We see it in the expressive sets and poignant costumes, in the way Wasikowska is turned into a yellow canary in a dark coal mine before poison renders her a fragile figure with billowy sleeves fluttering in the wind, like the wings of a dying insect. One of the production's most delightful tricks is its traditional games of scale, which affect both clothing and space. Chairs change sizes throughout the film to highlight power dynamics and Wasikowska's sleeves shrink as if she's wilting. Chastain's long trains, on the other hand, only get bigger.
If Edith is life, fertility and wealth, Lucille is death, barren and famine. If we're following the film's delightfully heavy-handed metaphors, this is the story of a butterfly and the black moth that tries to devour it. It's only appropriate that one actress looks like a dying butterfly in its death-throes while the other appears as if she's growing out of the carpets in the old moth-infested manor.
Even the ghosts, one of the aspects of Crimson Peak most mercilessly lambasted by critics, are great. Lost in the limbo between sinewy flesh and immaterial smoke, these apparitions are otherworldly. The CGI-ness works with the film, making them seem like they belong to another plane of existence when in contrast with the physicality of that gigantic set. The spirits shouldn't feel real, so they don't, they feel like bad dreams violating the fabric of reality. Above all else, they're gorgeous in a most unsettling manner, instead of scary they're beguiling.
Such is the wonder of Guillermo del Toro's most underrated film, one that I love so much I could write pages and pages about it and its sensorial marvels. Look at the nuptial fashion tinged in the lavender of Victorian mourning, the black ribbon infecting Edith's blouses as her life is infected by the Sharpes, Lucille's nightgown that makes her look like an angel of death or the crimson clay that turns the land into an open sore. Just look at it - it's so beautiful!
Reader Comments (13)
Never loved the film as a whole, but its production design was among the best of the decade.

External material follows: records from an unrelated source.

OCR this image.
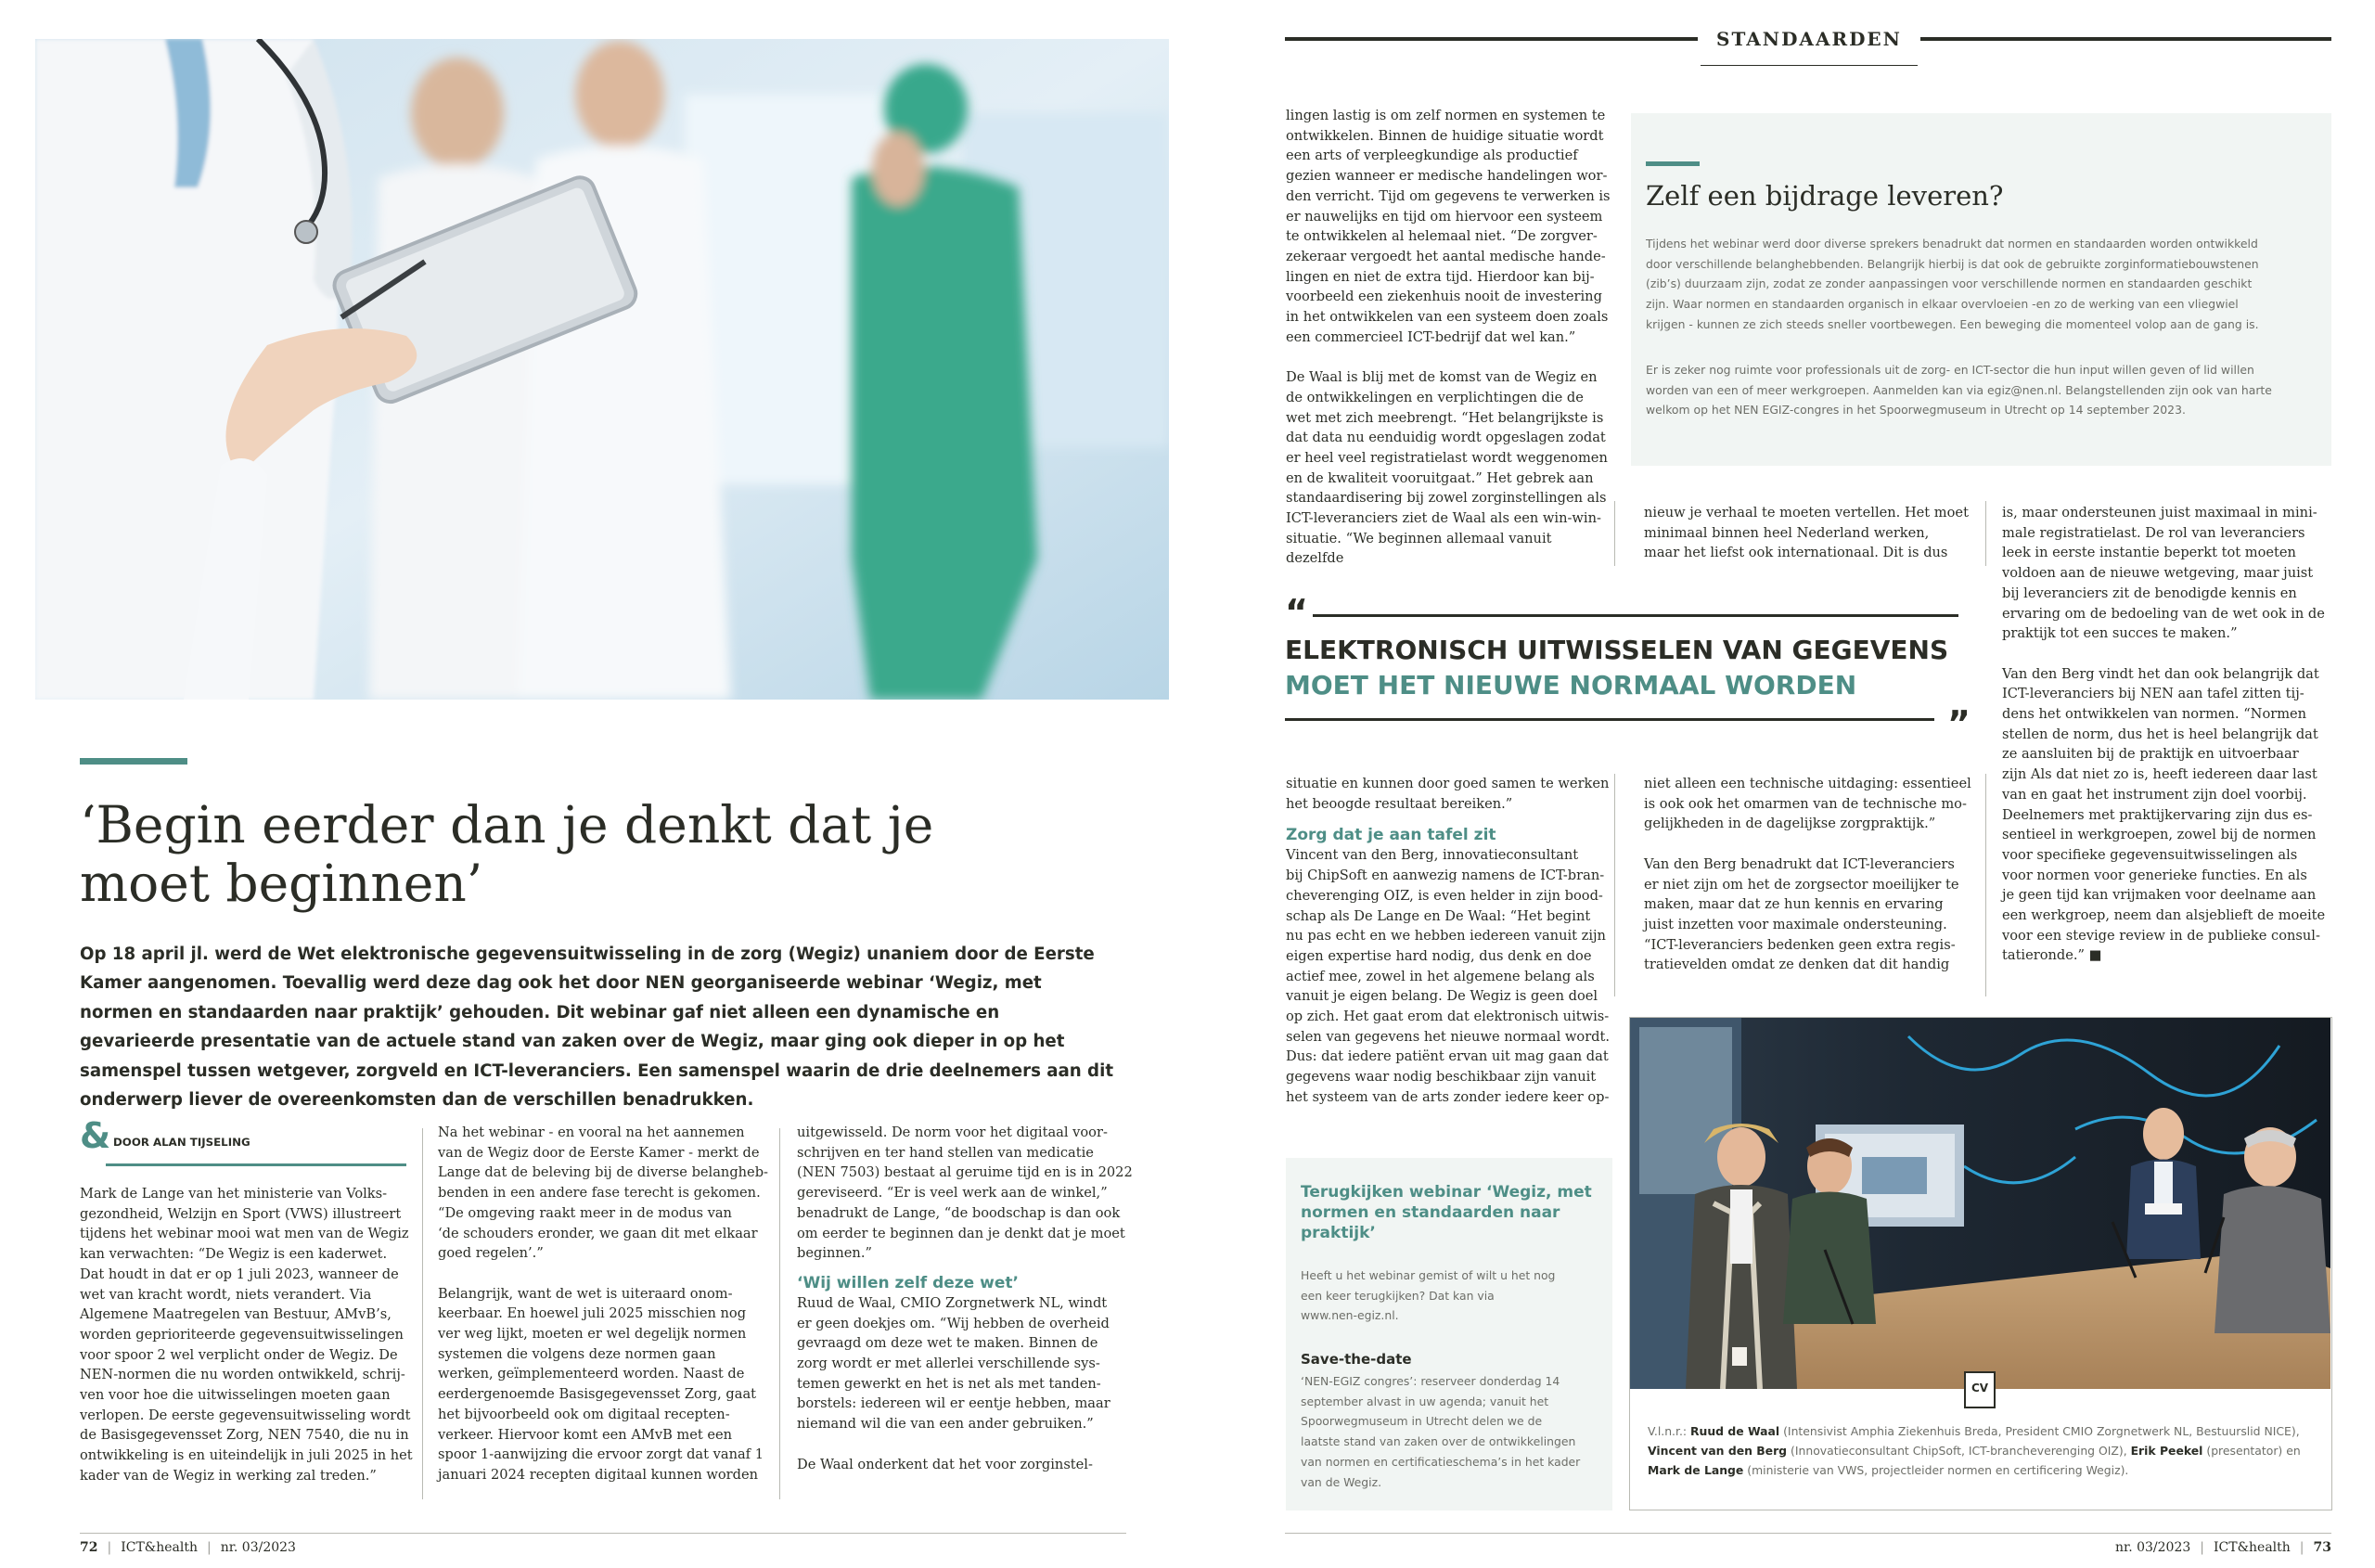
‘Begin eerder dan je denkt dat je
moet beginnen’
Op 18 april jl. werd de Wet elektronische gegevensuitwisseling in de zorg (Wegiz) unaniem door de Eerste Kamer aangenomen. Toevallig werd deze dag ook het door NEN georganiseerde webinar ‘Wegiz, met normen en standaarden naar praktijk’ gehouden. Dit webinar gaf niet alleen een dynamische en gevarieerde presentatie van de actuele stand van zaken over de Wegiz, maar ging ook dieper in op het samenspel tussen wetgever, zorgveld en ICT-leveranciers. Een samenspel waarin de drie deelnemers aan dit onderwerp liever de overeenkomsten dan de verschillen benadrukken.
& DOOR ALAN TIJSELING
Mark de Lange van het ministerie van Volks-
gezondheid, Welzijn en Sport (VWS) illustreert
tijdens het webinar mooi wat men van de Wegiz
kan verwachten: “De Wegiz is een kaderwet.
Dat houdt in dat er op 1 juli 2023, wanneer de
wet van kracht wordt, niets verandert. Via
Algemene Maatregelen van Bestuur, AMvB’s,
worden geprioriteerde gegevensuitwisselingen
voor spoor 2 wel verplicht onder de Wegiz. De
NEN-normen die nu worden ontwikkeld, schrij-
ven voor hoe die uitwisselingen moeten gaan
verlopen. De eerste gegevensuitwisseling wordt
de Basisgegevensset Zorg, NEN 7540, die nu in
ontwikkeling is en uiteindelijk in juli 2025 in het
kader van de Wegiz in werking zal treden.”
Na het webinar - en vooral na het aannemen
van de Wegiz door de Eerste Kamer - merkt de
Lange dat de beleving bij de diverse belangheb-
benden in een andere fase terecht is gekomen.
“De omgeving raakt meer in de modus van
‘de schouders eronder, we gaan dit met elkaar
goed regelen’.”

Belangrijk, want de wet is uiteraard onom-
keerbaar. En hoewel juli 2025 misschien nog
ver weg lijkt, moeten er wel degelijk normen
systemen die volgens deze normen gaan
werken, geïmplementeerd worden. Naast de
eerdergenoemde Basisgegevensset Zorg, gaat
het bijvoorbeeld ook om digitaal recepten-
verkeer. Hiervoor komt een AMvB met een
spoor 1-aanwijzing die ervoor zorgt dat vanaf 1
januari 2024 recepten digitaal kunnen worden
uitgewisseld. De norm voor het digitaal voor-
schrijven en ter hand stellen van medicatie
(NEN 7503) bestaat al geruime tijd en is in 2022
gereviseerd. “Er is veel werk aan de winkel,”
benadrukt de Lange, “de boodschap is dan ook
om eerder te beginnen dan je denkt dat je moet
beginnen.”
‘Wij willen zelf deze wet’
Ruud de Waal, CMIO Zorgnetwerk NL, windt
er geen doekjes om. “Wij hebben de overheid
gevraagd om deze wet te maken. Binnen de
zorg wordt er met allerlei verschillende sys-
temen gewerkt en het is net als met tanden-
borstels: iedereen wil er eentje hebben, maar
niemand wil die van een ander gebruiken.”

De Waal onderkent dat het voor zorginstel-
72 | ICT&health | nr. 03/2023
STANDAARDEN
lingen lastig is om zelf normen en systemen te
ontwikkelen. Binnen de huidige situatie wordt
een arts of verpleegkundige als productief
gezien wanneer er medische handelingen wor-
den verricht. Tijd om gegevens te verwerken is
er nauwelijks en tijd om hiervoor een systeem
te ontwikkelen al helemaal niet. “De zorgver-
zekeraar vergoedt het aantal medische hande-
lingen en niet de extra tijd. Hierdoor kan bij-
voorbeeld een ziekenhuis nooit de investering
in het ontwikkelen van een systeem doen zoals
een commercieel ICT-bedrijf dat wel kan.”

De Waal is blij met de komst van de Wegiz en
de ontwikkelingen en verplichtingen die de
wet met zich meebrengt. “Het belangrijkste is
dat data nu eenduidig wordt opgeslagen zodat
er heel veel registratielast wordt weggenomen
en de kwaliteit vooruitgaat.” Het gebrek aan
standaardisering bij zowel zorginstellingen als
ICT-leveranciers ziet de Waal als een win-win-
situatie. “We beginnen allemaal vanuit dezelfde
Zelf een bijdrage leveren?
Tijdens het webinar werd door diverse sprekers benadrukt dat normen en standaarden worden ontwikkeld
door verschillende belanghebbenden. Belangrijk hierbij is dat ook de gebruikte zorginformatiebouwstenen
(zib’s) duurzaam zijn, zodat ze zonder aanpassingen voor verschillende normen en standaarden geschikt
zijn. Waar normen en standaarden organisch in elkaar overvloeien -en zo de werking van een vliegwiel
krijgen - kunnen ze zich steeds sneller voortbewegen. Een beweging die momenteel volop aan de gang is.
Er is zeker nog ruimte voor professionals uit de zorg- en ICT-sector die hun input willen geven of lid willen
worden van een of meer werkgroepen. Aanmelden kan via egiz@nen.nl. Belangstellenden zijn ook van harte
welkom op het NEN EGIZ-congres in het Spoorwegmuseum in Utrecht op 14 september 2023.
nieuw je verhaal te moeten vertellen. Het moet
minimaal binnen heel Nederland werken,
maar het liefst ook internationaal. Dit is dus
is, maar ondersteunen juist maximaal in mini-
male registratielast. De rol van leveranciers
leek in eerste instantie beperkt tot moeten
voldoen aan de nieuwe wetgeving, maar juist
bij leveranciers zit de benodigde kennis en
ervaring om de bedoeling van de wet ook in de
praktijk tot een succes te maken.”

Van den Berg vindt het dan ook belangrijk dat
ICT-leveranciers bij NEN aan tafel zitten tij-
dens het ontwikkelen van normen. “Normen
stellen de norm, dus het is heel belangrijk dat
ze aansluiten bij de praktijk en uitvoerbaar
zijn Als dat niet zo is, heeft iedereen daar last
van en gaat het instrument zijn doel voorbij.
Deelnemers met praktijkervaring zijn dus es-
sentieel in werkgroepen, zowel bij de normen
voor specifieke gegevensuitwisselingen als
voor normen voor generieke functies. En als
je geen tijd kan vrijmaken voor deelname aan
een werkgroep, neem dan alsjeblieft de moeite
voor een stevige review in de publieke consul-
tatieronde.” ■
“
ELEKTRONISCH UITWISSELEN VAN GEGEVENS
MOET HET NIEUWE NORMAAL WORDEN
”
situatie en kunnen door goed samen te werken
het beoogde resultaat bereiken.”
Zorg dat je aan tafel zit
Vincent van den Berg, innovatieconsultant
bij ChipSoft en aanwezig namens de ICT-bran-
cheverenging OIZ, is even helder in zijn bood-
schap als De Lange en De Waal: “Het begint
nu pas echt en we hebben iedereen vanuit zijn
eigen expertise hard nodig, dus denk en doe
actief mee, zowel in het algemene belang als
vanuit je eigen belang. De Wegiz is geen doel
op zich. Het gaat erom dat elektronisch uitwis-
selen van gegevens het nieuwe normaal wordt.
Dus: dat iedere patiënt ervan uit mag gaan dat
gegevens waar nodig beschikbaar zijn vanuit
het systeem van de arts zonder iedere keer op-
niet alleen een technische uitdaging: essentieel
is ook ook het omarmen van de technische mo-
gelijkheden in de dagelijkse zorgpraktijk.”

Van den Berg benadrukt dat ICT-leveranciers
er niet zijn om het de zorgsector moeilijker te
maken, maar dat ze hun kennis en ervaring
juist inzetten voor maximale ondersteuning.
“ICT-leveranciers bedenken geen extra regis-
tratievelden omdat ze denken dat dit handig
Terugkijken webinar ‘Wegiz, met
normen en standaarden naar
praktijk’
Heeft u het webinar gemist of wilt u het nog
een keer terugkijken? Dat kan via
www.nen-egiz.nl.
Save-the-date
‘NEN-EGIZ congres’: reserveer donderdag 14
september alvast in uw agenda; vanuit het
Spoorwegmuseum in Utrecht delen we de
laatste stand van zaken over de ontwikkelingen
van normen en certificatieschema’s in het kader
van de Wegiz.
CV
V.l.n.r.: Ruud de Waal (Intensivist Amphia Ziekenhuis Breda, President CMIO Zorgnetwerk NL, Bestuurslid NICE), Vincent van den Berg (Innovatieconsultant ChipSoft, ICT-brancheverenging OIZ), Erik Peekel (presentator) en Mark de Lange (ministerie van VWS, projectleider normen en certificering Wegiz).
nr. 03/2023 | ICT&health | 73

A beautiful looking but strangely unsatisfying brew - like so many Del Toro films (Shape of Water leaps instantly to my mind).

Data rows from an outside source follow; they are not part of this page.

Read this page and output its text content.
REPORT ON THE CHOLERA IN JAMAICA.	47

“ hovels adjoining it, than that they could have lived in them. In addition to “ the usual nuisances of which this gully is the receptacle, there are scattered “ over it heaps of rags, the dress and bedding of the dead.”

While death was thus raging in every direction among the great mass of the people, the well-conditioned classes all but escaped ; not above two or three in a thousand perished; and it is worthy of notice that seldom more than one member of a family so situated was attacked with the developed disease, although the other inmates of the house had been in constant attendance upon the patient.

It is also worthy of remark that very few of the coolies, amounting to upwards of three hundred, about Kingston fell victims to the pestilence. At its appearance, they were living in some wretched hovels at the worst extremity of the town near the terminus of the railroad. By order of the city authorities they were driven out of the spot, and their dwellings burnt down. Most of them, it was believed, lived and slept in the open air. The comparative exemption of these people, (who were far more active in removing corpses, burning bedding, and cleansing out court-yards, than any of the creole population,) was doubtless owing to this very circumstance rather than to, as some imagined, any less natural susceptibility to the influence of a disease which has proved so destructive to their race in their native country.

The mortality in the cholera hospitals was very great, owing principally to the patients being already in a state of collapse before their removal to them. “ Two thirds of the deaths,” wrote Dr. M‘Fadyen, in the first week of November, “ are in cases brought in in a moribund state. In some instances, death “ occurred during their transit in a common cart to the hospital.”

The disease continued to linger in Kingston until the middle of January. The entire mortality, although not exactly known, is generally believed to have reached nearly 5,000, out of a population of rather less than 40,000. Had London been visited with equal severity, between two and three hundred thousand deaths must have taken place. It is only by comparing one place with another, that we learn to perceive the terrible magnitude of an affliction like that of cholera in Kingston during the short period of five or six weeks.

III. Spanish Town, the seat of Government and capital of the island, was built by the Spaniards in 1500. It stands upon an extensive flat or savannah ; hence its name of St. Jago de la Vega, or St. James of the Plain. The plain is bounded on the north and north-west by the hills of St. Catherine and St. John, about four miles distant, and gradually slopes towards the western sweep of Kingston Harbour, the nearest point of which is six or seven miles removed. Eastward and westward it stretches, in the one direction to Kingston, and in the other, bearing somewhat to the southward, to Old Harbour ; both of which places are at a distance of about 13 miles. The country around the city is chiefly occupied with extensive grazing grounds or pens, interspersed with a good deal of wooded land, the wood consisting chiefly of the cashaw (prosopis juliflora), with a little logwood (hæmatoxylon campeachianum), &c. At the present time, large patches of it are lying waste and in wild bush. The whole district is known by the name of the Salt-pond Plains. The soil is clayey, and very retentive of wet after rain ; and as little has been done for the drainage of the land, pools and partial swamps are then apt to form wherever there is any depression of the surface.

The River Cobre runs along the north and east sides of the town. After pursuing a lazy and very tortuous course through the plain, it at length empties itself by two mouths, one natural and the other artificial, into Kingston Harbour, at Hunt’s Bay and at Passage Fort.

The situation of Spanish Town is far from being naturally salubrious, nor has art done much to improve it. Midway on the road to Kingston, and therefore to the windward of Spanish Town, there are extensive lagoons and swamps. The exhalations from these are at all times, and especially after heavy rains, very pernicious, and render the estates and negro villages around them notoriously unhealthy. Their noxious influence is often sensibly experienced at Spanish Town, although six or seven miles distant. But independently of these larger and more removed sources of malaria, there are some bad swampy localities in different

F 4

I've always thought of this movie as del Toro's own Bram Stoker's Dracula (1992). Loved it then, love it now!
For me, this was one of the best films I had ever seen and I just love the visual elements of the film in its art direction and costume design. Plus, I think it is Guillermo's 2nd best film behind Pan's Labyrinth though I think it showcases the kind of maturity that he is as a filmmaker. It is also a film that gets better with every re-watch while I do think Jessica Chastain was severely robbed of an Oscar nod for Best Supporting Actress. She is intense and I love her performance in that film.

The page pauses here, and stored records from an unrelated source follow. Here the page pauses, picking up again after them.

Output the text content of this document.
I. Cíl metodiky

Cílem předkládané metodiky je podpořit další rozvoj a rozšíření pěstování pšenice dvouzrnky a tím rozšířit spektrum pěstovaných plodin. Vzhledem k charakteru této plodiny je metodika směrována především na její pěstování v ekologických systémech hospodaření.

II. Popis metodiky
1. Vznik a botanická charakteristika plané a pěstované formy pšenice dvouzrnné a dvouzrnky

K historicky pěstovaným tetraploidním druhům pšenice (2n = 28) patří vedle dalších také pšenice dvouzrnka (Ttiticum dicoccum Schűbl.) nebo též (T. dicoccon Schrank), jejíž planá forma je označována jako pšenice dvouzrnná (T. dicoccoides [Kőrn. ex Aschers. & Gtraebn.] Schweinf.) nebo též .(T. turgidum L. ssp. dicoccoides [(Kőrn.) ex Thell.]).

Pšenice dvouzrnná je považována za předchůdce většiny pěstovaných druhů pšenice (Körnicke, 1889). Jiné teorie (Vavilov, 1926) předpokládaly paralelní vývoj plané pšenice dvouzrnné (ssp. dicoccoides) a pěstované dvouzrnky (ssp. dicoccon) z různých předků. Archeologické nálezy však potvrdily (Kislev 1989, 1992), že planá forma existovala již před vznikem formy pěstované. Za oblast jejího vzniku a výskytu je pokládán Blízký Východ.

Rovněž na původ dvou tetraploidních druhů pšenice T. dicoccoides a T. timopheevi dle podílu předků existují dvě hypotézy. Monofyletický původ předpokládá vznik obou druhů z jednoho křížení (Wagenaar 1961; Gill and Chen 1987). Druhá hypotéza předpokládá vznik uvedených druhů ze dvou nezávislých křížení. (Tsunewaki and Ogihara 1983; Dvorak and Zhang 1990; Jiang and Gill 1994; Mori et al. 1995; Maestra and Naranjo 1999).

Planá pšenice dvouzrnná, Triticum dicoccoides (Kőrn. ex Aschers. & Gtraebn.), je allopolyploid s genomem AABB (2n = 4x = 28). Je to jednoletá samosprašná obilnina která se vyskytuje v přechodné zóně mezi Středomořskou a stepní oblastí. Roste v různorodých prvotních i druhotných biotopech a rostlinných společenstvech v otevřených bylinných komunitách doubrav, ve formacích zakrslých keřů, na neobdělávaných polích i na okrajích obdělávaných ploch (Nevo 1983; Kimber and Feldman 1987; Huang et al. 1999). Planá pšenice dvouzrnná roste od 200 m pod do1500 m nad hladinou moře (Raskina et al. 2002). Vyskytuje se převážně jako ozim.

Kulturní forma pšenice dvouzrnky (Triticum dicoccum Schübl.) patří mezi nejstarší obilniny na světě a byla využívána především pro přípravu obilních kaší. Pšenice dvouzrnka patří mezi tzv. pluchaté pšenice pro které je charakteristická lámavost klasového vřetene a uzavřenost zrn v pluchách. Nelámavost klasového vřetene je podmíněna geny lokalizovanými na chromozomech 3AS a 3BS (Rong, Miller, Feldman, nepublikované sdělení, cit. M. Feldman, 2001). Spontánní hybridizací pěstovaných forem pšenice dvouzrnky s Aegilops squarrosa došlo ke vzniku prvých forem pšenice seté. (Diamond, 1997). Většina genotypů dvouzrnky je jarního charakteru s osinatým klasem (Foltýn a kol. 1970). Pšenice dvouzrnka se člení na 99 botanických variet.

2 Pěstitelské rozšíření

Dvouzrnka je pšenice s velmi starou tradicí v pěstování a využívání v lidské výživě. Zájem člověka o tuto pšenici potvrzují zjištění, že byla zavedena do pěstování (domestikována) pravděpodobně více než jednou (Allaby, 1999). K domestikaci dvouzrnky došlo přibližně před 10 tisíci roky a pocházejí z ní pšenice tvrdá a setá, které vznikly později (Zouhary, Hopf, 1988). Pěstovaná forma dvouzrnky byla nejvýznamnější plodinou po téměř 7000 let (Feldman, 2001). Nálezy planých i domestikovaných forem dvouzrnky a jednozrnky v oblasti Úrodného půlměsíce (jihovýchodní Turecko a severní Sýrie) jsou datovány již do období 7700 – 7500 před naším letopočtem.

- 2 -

Jessica Chastain is so bad in this movie. Totally miscast.
Should have been nominated (and probably won) for Costume Design.
I love the look of this gorgeous movie but the script goes crazy at the end- I do wish that Del Toro would make a Poe film- now that would be perfect of combination of director and material
WTF? Jessica Chastain was the best part!
Total camp fun.
Chastain can't do camp as well as I can!
Chastain is so far away from camp in it.
She sucks. Beautiful gowns.
Down with camp-less Chastain!
I am hoping Jessica can incorporate some of the great styles from this film into her look in the new Tammy Faye biopic.